Five primates species exist within the park:[11]


Characteristic Vegetation[edit]

On the western slope, between 200 and 1,000 m, there is a dry tropical forest with trees up to 40 m high. Beneath these trees grow tall grasses. There are different kinds of lianas and woody vines. On top of tree branches there are numerous epiphytes. Some endemical species are called cargadera, guabo sleeper, wild cacao and sirpo. Among the palms of this forest there is taparín, barrigona or pambil and cumbi.

In the temperate zone, between 1,000 and 2,000 meters the most representative tree species are oak, sapote bush, media cara, encenillo, azuceno, white yarumo and balsa.

The cold zone, between 2,400 and 3,600 meters, abunds in epiphytes. Above 3,600 meters starts the moorlands, where frailejones are the characteristic plant.

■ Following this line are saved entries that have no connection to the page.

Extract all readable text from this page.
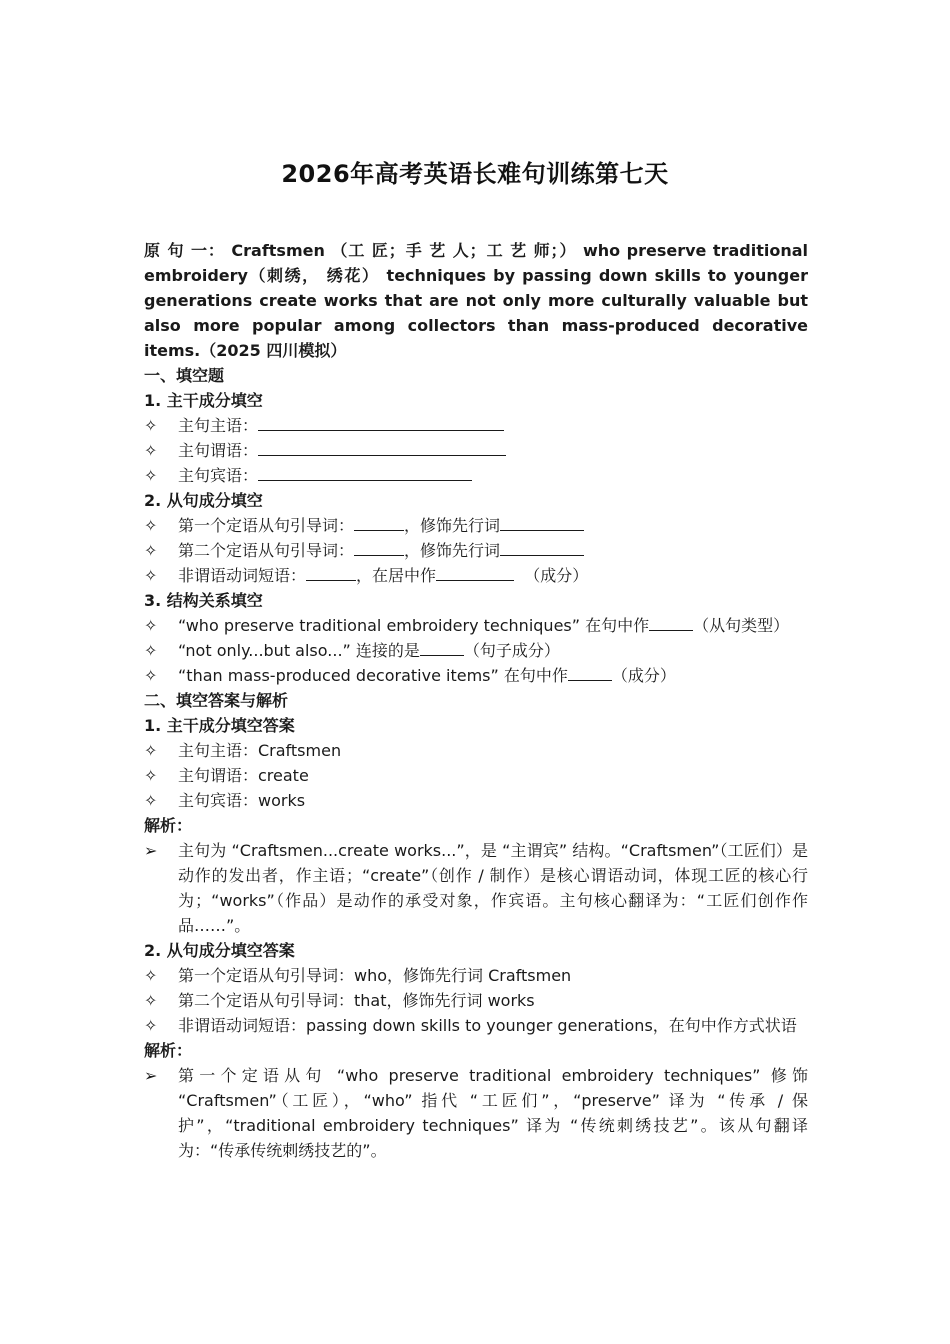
2026年高考英语长难句训练第七天
原 句 一： Craftsmen （工 匠；手 艺 人；工 艺 师；） who preserve traditional embroidery（刺绣， 绣花） techniques by passing down skills to younger generations create works that are not only more culturally valuable but also more popular among collectors than mass-produced decorative items.（2025 四川模拟）
一、填空题
1. 主干成分填空
✧	主句主语：
✧	主句谓语：
✧	主句宾语：
2. 从句成分填空
✧	第一个定语从句引导词：	，修饰先行词
✧	第二个定语从句引导词：	，修饰先行词
✧	非谓语动词短语：	，在居中作	（成分）
3. 结构关系填空
✧	“who preserve traditional embroidery techniques” 在句中作	（从句类型）
✧	“not only...but also...” 连接的是	（句子成分）
✧	“than mass-produced decorative items” 在句中作	（成分）
二、填空答案与解析
1. 主干成分填空答案
✧	主句主语：Craftsmen
✧	主句谓语：create
✧	主句宾语：works
解析：
➢	主句为 “Craftsmen...create works...”，是 “主谓宾” 结构。“Craftsmen”（工匠们）是动作的发出者，作主语；“create”（创作 / 制作）是核心谓语动词，体现工匠的核心行为；“works”（作品）是动作的承受对象，作宾语。主句核心翻译为：“工匠们创作作品……”。
2. 从句成分填空答案
✧	第一个定语从句引导词：who，修饰先行词 Craftsmen
✧	第二个定语从句引导词：that，修饰先行词 works
✧	非谓语动词短语：passing down skills to younger generations，在句中作方式状语
解析：
➢	第一个定语从句 “who preserve traditional embroidery techniques” 修饰 “Craftsmen”（工匠），“who” 指代 “工匠们”，“preserve” 译为 “传承 / 保护”，“traditional embroidery techniques” 译为 “传统刺绣技艺”。该从句翻译为：“传承传统刺绣技艺的”。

Among the Farallones endemisms there is a wild violet.


Sites of Interest[edit]

El Topacio Acampadero Pance very close to town. To spend the night in a tent needed a permit from the Regional Autonomous Corporation of the Valle del Cauca - CVC. The parking area is very limited. It has basic services, including a radio station in the ranger's house. From Topaz can visit two waterfalls.

Pico de Loro The trail starts at the Topaz. The upgrade can take several hours depending on the climber. At its peak, at 2832 meters above sea level is part of the city of Cali, Cauca river and its valley. No acampadero on top, on the rise there are several springs.

Punta Pance With 4020 meters is a journey that can take one or two days, recommended for those with more experience as walkers. At the top is a unique view of the region. On clear days you can see to the west and the Pacific Ocean port of Buenaventura (really clear days you can see the larger vessels) looks eastward Cali, the river Cauca and valley, and eventually the Cordillera Central with sticking the Nevado del Huila, in the south-west you can see the Cerro Naya, to the northwest is the Cerro Calima.

You can camp at a place known as "Balconies" which has a spring and a wide area to accommodate tents 5-10. Another possibility is to climb a little higher and camping in Punta Pance Lagoons.

Alto del Buey A 3480 m. His ascent is made from the input to Peñas Blancas and can take a whole day on a road in good condition. From the top is Part of Buenaventura and Cali. The camping area is limited allowing no more than 2 or 3 stores.

Gaps of Alto del Buey It's tortuous descent from the top of the Ox, but sometimes necessary in the absence of water on top. From above gaps are much larger than they actually are. Remember to always go with a guide.

Valley de los Osos Accessible from the mountain edge north of Punta Pance and towards the western side, there is a river and you see that landscape has been altered by man. It is located between the blade tip and the Massif Cajambres.

Macizo Cajambres To the west of Punta Pance, after passing the Valley of the Bears. It shows some erosion in its eastern slopes.